Giovanni Paolo II e i detenuti: "Ho l'audacia di dirvi che potete sperare"
Roberta Barbi – Città del Vaticano
Che il carcere non dovesse essere un luogo di diseducazione, di ozio e quindi in definitiva di vizio, bensì di riabilitazione e resurrezione, Giovanni Paolo II ce l’aveva molto chiaro e l’ha comunicato al mondo con ben 33 interventi su questo tema, oltre a esprimere la propria vicinanza ai detenuti con gesti concreti, come quello di andare a trovarli di persona fin nelle loro celle. Uno dei suoi discorsi di più vasta eco sull'argomento - il messaggio per il Giubileo nelle carceri durante il Grande Giubileo del Duemila - conteneva un incoraggiamento ai governanti a “intraprendere revisioni del sistema carcerario per adeguarlo maggiormente alle esigenze della persona umana” e a un maggior ricorso alle pene non detentive, ma soprattutto un appello a un “segno di clemenza” da tradurre in una riduzione, seppur modesta, della pena.
“Cristo cerca l’incontro con ogni essere umano”
E proprio in occasione del Giubileo nelle carceri, il 9 luglio 2000, Giovanni Paolo II celebra la Messa nella Casa circondariale romana di Regina Coeli, di cui sottolinea il nome auspicando che la speranza di Maria Regina Caeli arrivi a tutti i ristretti e dove invita i detenuti a non avere paura dell’incontro con Gesù: “Il carcere da cui il Signore viene a liberarci è in primo luogo quello in cui si trova incatenato lo spirito - dice - e prigione dello spirito è il peccato”.

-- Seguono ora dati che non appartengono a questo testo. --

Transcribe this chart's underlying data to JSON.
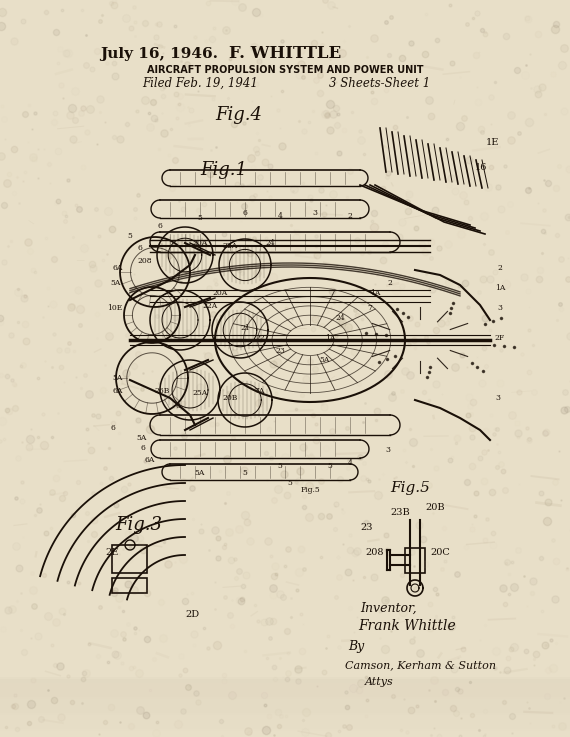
{
  "bg_color": "#e8dfc8",
  "paper_texture": true,
  "title_date": "July 16, 1946.",
  "title_inventor": "F. WHITTLE",
  "title_patent": "AIRCRAFT PROPULSION SYSTEM AND POWER UNIT",
  "title_filed": "Filed Feb. 19, 1941",
  "title_sheets": "3 Sheets-Sheet 1",
  "inventor_text": "Inventor,\nFrank Whittle\n  By\n  Camson, Kerham & Sutton\n    Attys",
  "fig_labels": [
    "Fig.4",
    "Fig.1",
    "Fig.3",
    "Fig.5"
  ],
  "text_color": "#1a1008",
  "line_color": "#1a1008",
  "figsize": [
    5.7,
    7.37
  ],
  "dpi": 100
}
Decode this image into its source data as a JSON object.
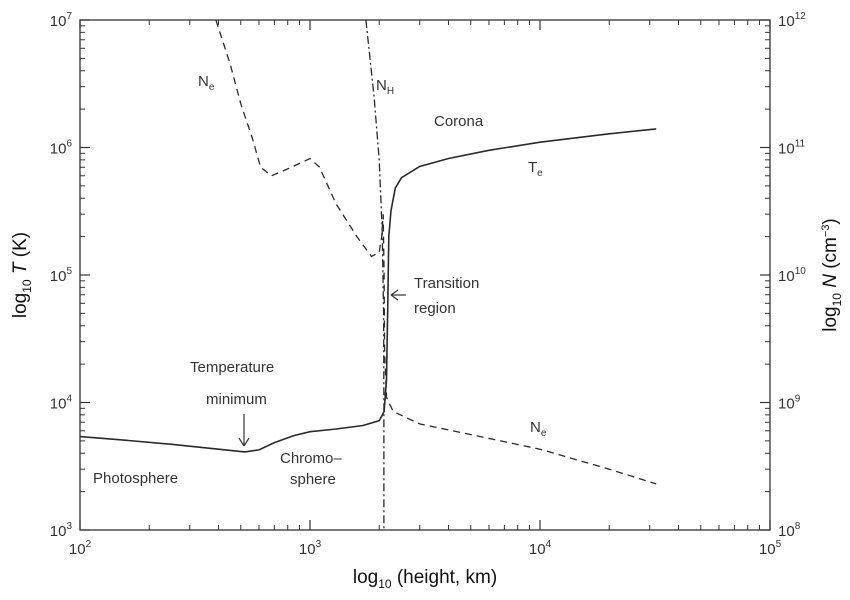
{
  "chart_data": {
    "type": "line",
    "title": "",
    "x_axis": {
      "label_prefix": "log",
      "label_sub": "10",
      "label_rest": " (height, km)",
      "scale": "log",
      "range": [
        100,
        100000
      ],
      "ticks": [
        {
          "value": 100,
          "base": "10",
          "exp": "2"
        },
        {
          "value": 1000,
          "base": "10",
          "exp": "3"
        },
        {
          "value": 10000,
          "base": "10",
          "exp": "4"
        },
        {
          "value": 100000,
          "base": "10",
          "exp": "5"
        }
      ]
    },
    "y_axis_left": {
      "label_prefix": "log",
      "label_sub": "10",
      "label_var": "T",
      "label_rest": " (K)",
      "scale": "log",
      "range": [
        1000,
        10000000
      ],
      "ticks": [
        {
          "value": 1000,
          "base": "10",
          "exp": "3"
        },
        {
          "value": 10000,
          "base": "10",
          "exp": "4"
        },
        {
          "value": 100000,
          "base": "10",
          "exp": "5"
        },
        {
          "value": 1000000,
          "base": "10",
          "exp": "6"
        },
        {
          "value": 10000000,
          "base": "10",
          "exp": "7"
        }
      ]
    },
    "y_axis_right": {
      "label_prefix": "log",
      "label_sub": "10",
      "label_var": "N",
      "label_rest": " (cm",
      "label_sup": "−3",
      "label_close": ")",
      "scale": "log",
      "range": [
        100000000,
        1000000000000
      ],
      "ticks": [
        {
          "value": 100000000,
          "base": "10",
          "exp": "8"
        },
        {
          "value": 1000000000,
          "base": "10",
          "exp": "9"
        },
        {
          "value": 10000000000,
          "base": "10",
          "exp": "10"
        },
        {
          "value": 100000000000,
          "base": "10",
          "exp": "11"
        },
        {
          "value": 1000000000000,
          "base": "10",
          "exp": "12"
        }
      ]
    },
    "grid": false,
    "series": [
      {
        "name": "Te",
        "axis": "left",
        "style": "solid",
        "points": [
          [
            100,
            5400
          ],
          [
            150,
            5100
          ],
          [
            250,
            4700
          ],
          [
            400,
            4300
          ],
          [
            520,
            4100
          ],
          [
            600,
            4250
          ],
          [
            700,
            4850
          ],
          [
            850,
            5500
          ],
          [
            1000,
            5900
          ],
          [
            1300,
            6200
          ],
          [
            1700,
            6600
          ],
          [
            2000,
            7200
          ],
          [
            2100,
            8500
          ],
          [
            2150,
            15000
          ],
          [
            2180,
            60000
          ],
          [
            2200,
            200000
          ],
          [
            2250,
            320000
          ],
          [
            2350,
            480000
          ],
          [
            2500,
            580000
          ],
          [
            3000,
            710000
          ],
          [
            4000,
            820000
          ],
          [
            6000,
            950000
          ],
          [
            10000,
            1100000
          ],
          [
            20000,
            1280000
          ],
          [
            32000,
            1400000
          ]
        ]
      },
      {
        "name": "Ne",
        "axis": "right",
        "style": "dashed",
        "points": [
          [
            390,
            1000000000000
          ],
          [
            450,
            450000000000
          ],
          [
            500,
            220000000000
          ],
          [
            560,
            120000000000
          ],
          [
            610,
            70000000000
          ],
          [
            680,
            60000000000
          ],
          [
            800,
            68000000000
          ],
          [
            1000,
            82000000000
          ],
          [
            1100,
            70000000000
          ],
          [
            1300,
            36000000000
          ],
          [
            1600,
            20000000000
          ],
          [
            1850,
            14000000000
          ],
          [
            2000,
            15000000000
          ],
          [
            2050,
            20000000000
          ],
          [
            2080,
            30000000000
          ],
          [
            2100,
            10000000000
          ],
          [
            2110,
            2500000000
          ],
          [
            2150,
            1100000000
          ],
          [
            2300,
            850000000
          ],
          [
            3000,
            680000000
          ],
          [
            5000,
            560000000
          ],
          [
            10000,
            430000000
          ],
          [
            20000,
            300000000
          ],
          [
            32000,
            230000000
          ]
        ]
      },
      {
        "name": "NH",
        "axis": "right",
        "style": "dashdot",
        "points": [
          [
            1750,
            1000000000000
          ],
          [
            1900,
            250000000000
          ],
          [
            2000,
            80000000000
          ],
          [
            2060,
            22000000000
          ],
          [
            2090,
            5000000000
          ],
          [
            2095,
            1000000000
          ],
          [
            2095,
            100000000
          ]
        ]
      }
    ],
    "annotations": [
      {
        "text": "N",
        "sub": "e"
      },
      {
        "text": "N",
        "sub": "H"
      },
      {
        "text": "Corona",
        "sub": ""
      },
      {
        "text": "T",
        "sub": "e"
      },
      {
        "text": "Transition",
        "sub": ""
      },
      {
        "text": "region",
        "sub": ""
      },
      {
        "text": "Temperature",
        "sub": ""
      },
      {
        "text": "minimum",
        "sub": ""
      },
      {
        "text": "Chromo–",
        "sub": ""
      },
      {
        "text": "sphere",
        "sub": ""
      },
      {
        "text": "Photosphere",
        "sub": ""
      },
      {
        "text": "N",
        "sub": "e"
      }
    ]
  }
}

Speranza in carcere non è una parola fuori posto
Non perdersi mai d’animo, credere nella possibilità di un futuro diverso, mantenere aperto l’orizzonte al "dopo": Giovanni Paolo II si è recato molte volte in carcere a portare la speranza, come testimonia il suo discorso ai detenuti dell’istituto di pena di Viterbo cui fece visita il 27 maggio 1984: “Io sento - aveva affermato - l’audacia di dirvi che dovete, che potete sperare, parlo della speranza cristiana, quella che nasce dalla certezza che Dio ama noi creature, che è Padre di misericordia, che ha inviato suo Figlio Gesù perché tutti noi fossimo salvati”.
Il Vangelo delle carceri
Il Vangelo di Gesù è il Vangelo delle carceri e dei detenuti: ne è convinto Papa Wojtyla quando, durante il suo viaggio pastorale in Polonia, il 7 giugno 1991 visita il carcere di Pľock: “Cristo - ricordò - era un carcerato ed è stato condannato a morte, gli apostoli sono stati dei carcerati e anche molti tra coloro che la Chiesa venera come Santi”. Un amore sincero, quello per i detenuti, esploso in quel semplice “Sono venuto qui perché vi voglio bene” nella visita ai giovani dell’istituto di pena minorile di Casal del Marmo a Roma, in occasione dell’Epifania del 1980: “Voglio dire a ciascuno di voi che avete capacità di bene, di onestà, di laboriosità, capacità reali, profonde e spesso insospettate – ha detto – ho fiducia in voi, sono venuto qui per manifestarvi questo mio affetto e questa mia fiducia”. Parole, queste, che sono rimaste nella storia, della Chiesa e non solo.